Other supporters of the measure said the November 2020 ballot could be crowded with other tax measures, dooming all of them to failure.
The initiative, titled Yes For A Better San Diego, would raise the tax paid by hotel guests visiting the city. Most of the money would go toward building the long-delayed expansion of the Convention Center, which supporters say will help attract more visitors and build up the local economy. The measure is forecast to bring in $5.9 billion over 42 years.
A smaller share of the revenue would be dedicated to homeless programs and affordable housing, and an even smaller portion would go toward city infrastructure.
Critics said the earlier vote was not in the spirit of a 2016 amendment to the City Charter called Measure L, which made November general elections the default time for voting on citizens' initiatives. Supporters of that measure argued at the time that primary elections were bad times to make important decisions because they typically attract fewer voters to the polls than November elections when congressional and presidential races are decided.
"This is an extremely important decision, and the voters said make the most important decisions when the most people vote," said City Councilman Chris Ward. "If we go down this path, Measure L effectively ceases to function at all."

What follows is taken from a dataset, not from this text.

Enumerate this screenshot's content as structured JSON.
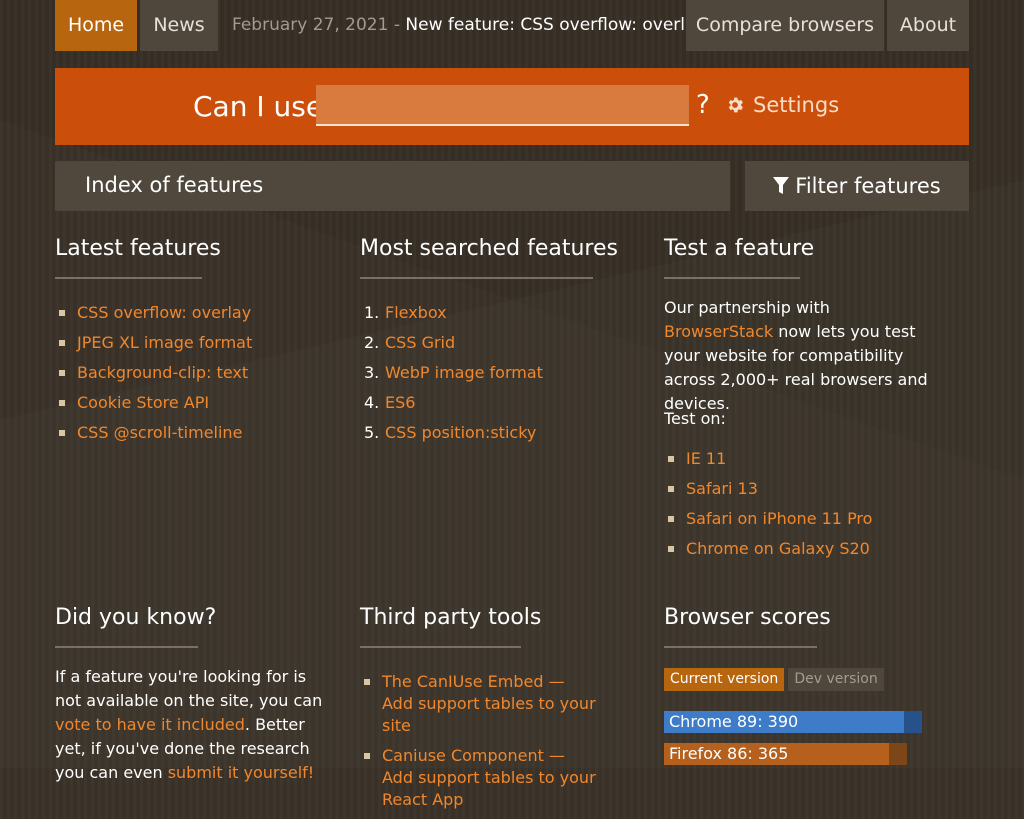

Andrea Guerrero, executive director of the nonprofit Alliance San Diego, said moving up the vote on the Convention Center measure disrespected the nearly 66 percent of city voters who approved Measure L.
"We are setting ourselves up for manipulation," she said at a rally before Monday's council meeting. "We are setting ourselves up for special interests to control the outcome of these elections."
Although Measure L made November elections the default time to decide on citizens' initiatives, it also gave the City Council the authority to decide whether such matters should go to the voters sooner.
"Yes For A Better San Diego" was authored by a coalition of labor and business groups. They originally planned to have the measure ready for a vote in November 2018, but their signature-gathering campaign failed to get enough valid signatures to qualify in time. It has since qualified for the ballot.
Historically California law has required special taxes to be approved by two-thirds of voters, regardless of whether they are proposed by local governments or citizens. But a 2017 decision from the California Supreme Court left open the possibility that taxes placed on the ballot through signature-gathering campaigns could need a simple majority of 50% plus one.
Sixty-one percent of San Francisco voters approved such a tax measure last November, and Mayor London Breed has asked a judge to declare the initiative's success. The case could ultimately be appealed to the state Supreme Court.
If the San Diego hotel tax measure wins support from a majority of voters but fewer than two-thirds, it could become the subject of another protracted legal battle.